Greenberg Statement on Urban Renewal
Press Release
December 15, 1967
Cite this item
-
Press Releases, Volume 5. Greenberg Statement on Urban Renewal, 1967. 65dcfc57-b892-ee11-be37-00224827e97b. LDF Archives, Thurgood Marshall Institute. https://ldfrecollection.org/archives/archives-search/archives-item/e6d1ef1e-9435-4c42-9c91-79e72a374dc4/greenberg-statement-on-urban-renewal. Accessed November 25, 2025.
Copied!
Statement by Jack Greenberg, Director-Counsel, NAACP Legal Defense & Educational Fund, Inc.
December 15, 1967
Today's action raises the issue of whether the vast power of
the federal government to reshape American cities is to be used for
the benefit of the poor. Too often, urban renewal has been used as
"Negro removal." If successful, this case will provide a weapon to
combat such misuse in hundreds of projects across the country.
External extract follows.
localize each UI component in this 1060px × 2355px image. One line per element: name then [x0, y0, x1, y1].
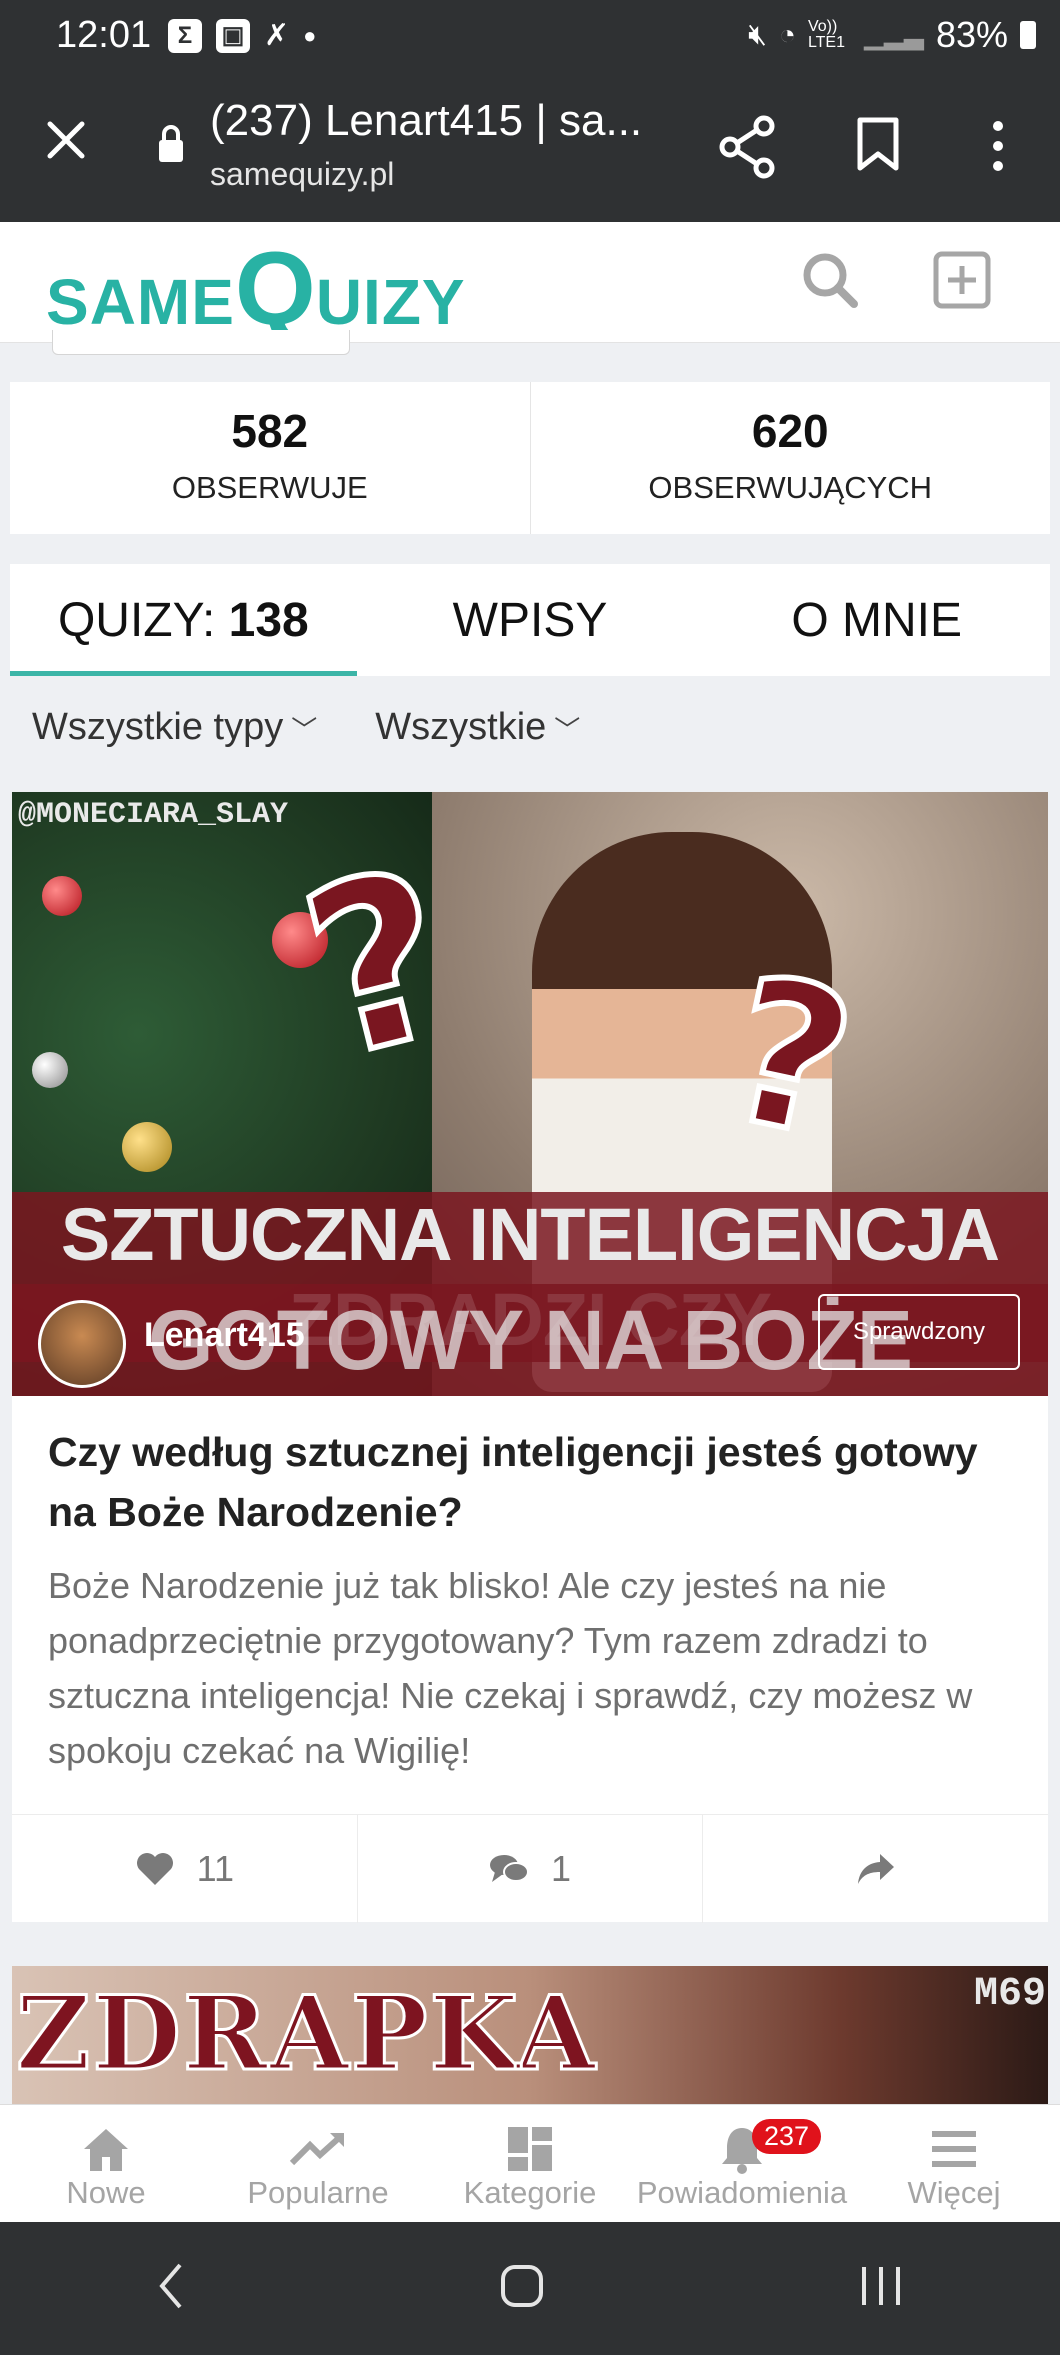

The urban renewal plan attacked today would build housing at rents
beyond the financial means of low-income Negro and Japanese presently
Occupying the area. This would remove poor Negroes and Japanese from
a San Francisco neighborhood which has long been their home, forcing
them to move into substandard segregated housing elsewhere. This
action is brought against the Secretary of the U.S. Department of
Housing and Urban Development because it is his responsibility to
approve and finance only those urban renewal projects which conform
to the national goal of providing decent homes for all Americans.
This project, unfortunately, like many others, is designed to provide
decent homes for only those Americans who are already privileged.